HMRC Vision 2024

Under new plans, HMRC will reduce access to its call centres and helpline advisers at its contact centres by 30% by December 2024 in a bid to force people to move to digital services by default and to try to achieve service level targets.

Speaking to MPs at a Treasury Committee hearing on Wednesday, HMRC chief executive Jim Harra said: ‘We are not resourced to deliver our customer service standards through traditional channels of phone and post so our strategy is to reduce contact demand and to push as much as possible on to digital and online services.

‘We estimate we need to reduce by 30% by the end of next year to hit our service standards with the reduced resources that we have.

‘We have to swim against the current and bring it down so it is 30% lower otherwise we cannot meet service standards. Some of that demand is not necessary. We get about three million calls a year that could do through digital services, with customers asking what’s my national insurance number, what’s my tax code, how do I change my password.’

Newcomer to a Treasury Committee HMRC hearing was lead non-executive director Dame Jayne-Anne Gadhia, who was questioned by Treasury Committee chair Harriet Baldwin about the board’s position on digital migration and whether it would improve service standards.

Gadhia said: ‘All our board meetings focus on the challenges of service at HMRC – it is constantly under scrutiny. We definitely support moving from a phone and paper approach to a digital approach.

‘Strategically the challenge we are putting to the executive is how we get to the right place at the right time without dropping service standards due to the legacy systems we have to use.’

Harra told MPs that in the last year the number of phone calls had risen three million to 38m and volume of post had also grown significantly.

The growth of the taxpayer population is also putting pressure on HMRC, whose budgets have been cut and staffing costs means that recruitment is not an option.

‘There is an underlying growth in the number of taxpayers and those who are interacting with the more complex end of tax system,’ said Harra. ‘We do not have increasing resources to deal with that.’

The early part of the hearing focused on the abrupt closure of the self assessment helpline over the summer with two days’ notice, but HMRC officials did not apologise for the lack of communications, merely citing internal discussion which meant there was not enough time to give advance notice.   

Harra said: ‘The self assessment trial was to find out how we could push more of our services on to digital. It was important to introduce the trial as quickly as possible and wanted to lift the trial at the beginning of September so it would be finished by the time of the self assessment filing period.

‘What the interim evaluation shows is that there was some considerable success, reduced demand for advisers, and it deflected enquiries to webchat and digital assistant. It enabled us to reprioritise the staff on to other work.’

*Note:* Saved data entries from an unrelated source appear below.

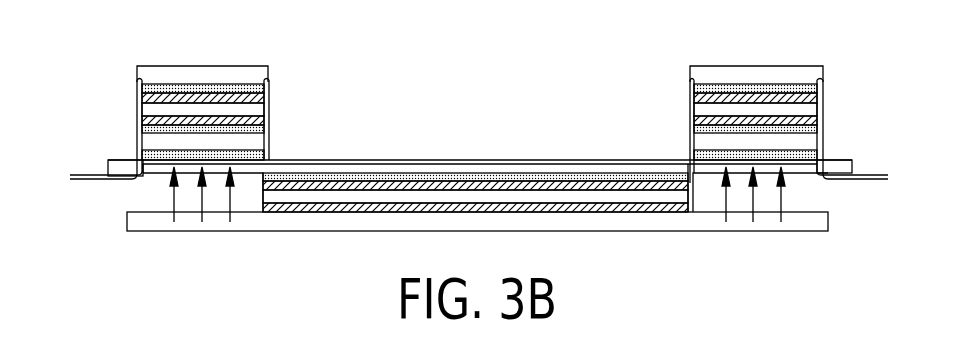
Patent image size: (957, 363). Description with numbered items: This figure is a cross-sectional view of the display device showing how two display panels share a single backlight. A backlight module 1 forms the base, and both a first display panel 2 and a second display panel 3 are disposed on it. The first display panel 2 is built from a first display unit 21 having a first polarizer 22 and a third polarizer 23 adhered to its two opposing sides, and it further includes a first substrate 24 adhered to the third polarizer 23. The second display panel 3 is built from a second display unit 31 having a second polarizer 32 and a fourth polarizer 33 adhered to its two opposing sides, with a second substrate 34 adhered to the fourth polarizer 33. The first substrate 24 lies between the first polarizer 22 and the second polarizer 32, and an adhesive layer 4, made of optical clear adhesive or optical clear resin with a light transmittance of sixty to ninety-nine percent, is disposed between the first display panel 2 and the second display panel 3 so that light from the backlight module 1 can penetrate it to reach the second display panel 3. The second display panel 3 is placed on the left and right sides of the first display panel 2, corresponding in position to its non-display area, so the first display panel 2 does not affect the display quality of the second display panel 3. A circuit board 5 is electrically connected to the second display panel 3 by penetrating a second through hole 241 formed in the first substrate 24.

The backlight module 1 is at (137, 219).
The first display panel 2 is at (491, 260).
The first display unit 21 is at (633, 198).
The first polarizer 22 is at (475, 247).
The third polarizer 23 is at (667, 190).
The first substrate 24 is at (688, 180).
The second through hole 241 is at (143, 180).
The second display panel 3 is at (154, 108).
The second display unit 31 is at (150, 110).
The second polarizer 32 is at (172, 140).
The fourth polarizer 33 is at (147, 99).
The second substrate 34 is at (150, 73).
The adhesive layer 4 is at (266, 154).
The circuit board 5 is at (70, 176).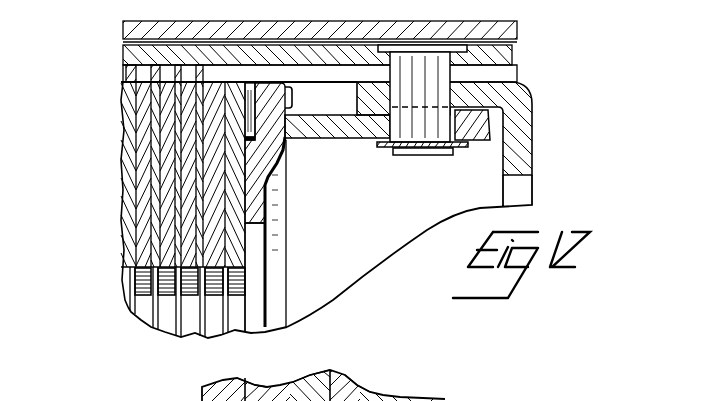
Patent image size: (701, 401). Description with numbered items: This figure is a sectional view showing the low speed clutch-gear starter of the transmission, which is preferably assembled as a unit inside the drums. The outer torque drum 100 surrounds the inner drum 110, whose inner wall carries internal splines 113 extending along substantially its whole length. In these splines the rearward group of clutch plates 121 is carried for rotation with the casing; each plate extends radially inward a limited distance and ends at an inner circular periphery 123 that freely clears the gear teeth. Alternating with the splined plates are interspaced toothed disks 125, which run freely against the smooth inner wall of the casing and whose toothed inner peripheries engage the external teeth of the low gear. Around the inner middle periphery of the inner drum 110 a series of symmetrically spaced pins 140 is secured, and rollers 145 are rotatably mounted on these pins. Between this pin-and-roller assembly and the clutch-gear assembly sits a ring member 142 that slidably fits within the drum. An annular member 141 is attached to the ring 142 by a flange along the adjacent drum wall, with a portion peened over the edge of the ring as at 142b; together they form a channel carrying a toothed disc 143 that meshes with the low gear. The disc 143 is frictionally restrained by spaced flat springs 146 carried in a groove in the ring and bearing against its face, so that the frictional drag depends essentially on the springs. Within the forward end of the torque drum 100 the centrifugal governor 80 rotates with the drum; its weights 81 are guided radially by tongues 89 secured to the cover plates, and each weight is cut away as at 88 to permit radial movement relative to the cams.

However, Harra did admit that customer satisfaction with online services was 24%, lower than the normal figure of 29%.

Angela MacDonald, deputy chief executive of HMRC endorsed the digital plan, stressing the urgency of transitioning the tax authority to a default digital-first approach and pointing to the closure of the self assessment helpline over the summer as an important test for digital alternatives.

‘We need to finish the evaluation, it is not just about demand, but about compliance. We absolutely believe that a shift to digital services has to be part of the HMRC operating model. It is absolutely our plan that we will continue to trial and move customers to digital services. We are planning another pilot,’ MacDonald added.

Another concern is that HMRC has to invest heavily in legacy IT systems to ensure that more services are available online and it does not have an answer to how to deal with complex queries short of speaking to an adviser.

‘On the positive side the investment we got in 2022-23 was good, but some of changes are really hard to deliver,’ Harra said. ‘While we have successfully delivered a lot such as MTD for VAT, need to prioritise work to deliver the highest value.

‘We must succeed in digitalising contact demand and enabling customers to self serve, and the other big flagship programme is MTD.’

However, there will be resistance to the removal of phone support for taxpayers.

‘No matter how competent the digital services that you offer, some people prefer to speak to someone on the phone. We will need to take action to encourage customers where only a digital service will be available,’ MacDonald said.

Gadhia said that the HMRC board had experience of overseeing and handling major IT delivery and transition projects. She told MPs: ‘We need to think about the actual legacy systems that need to be upgraded, one of the things that can get missed is that many of these programmes engage with customers and businesses so that can be quite complex.’

With all this in mind when you are stuck where are you going to go for help, HMRC has been struggling for some time to keep up demand and the loss of team memebres due to online filing but tax is anything but simple.

What happens when someone uses thier digital tools to answer thier query and they get this wrong, it has the potential for HMRC to lauch an investigation and extra tax, interest and surcharges could be due, is this what they want to inrease the tax take?.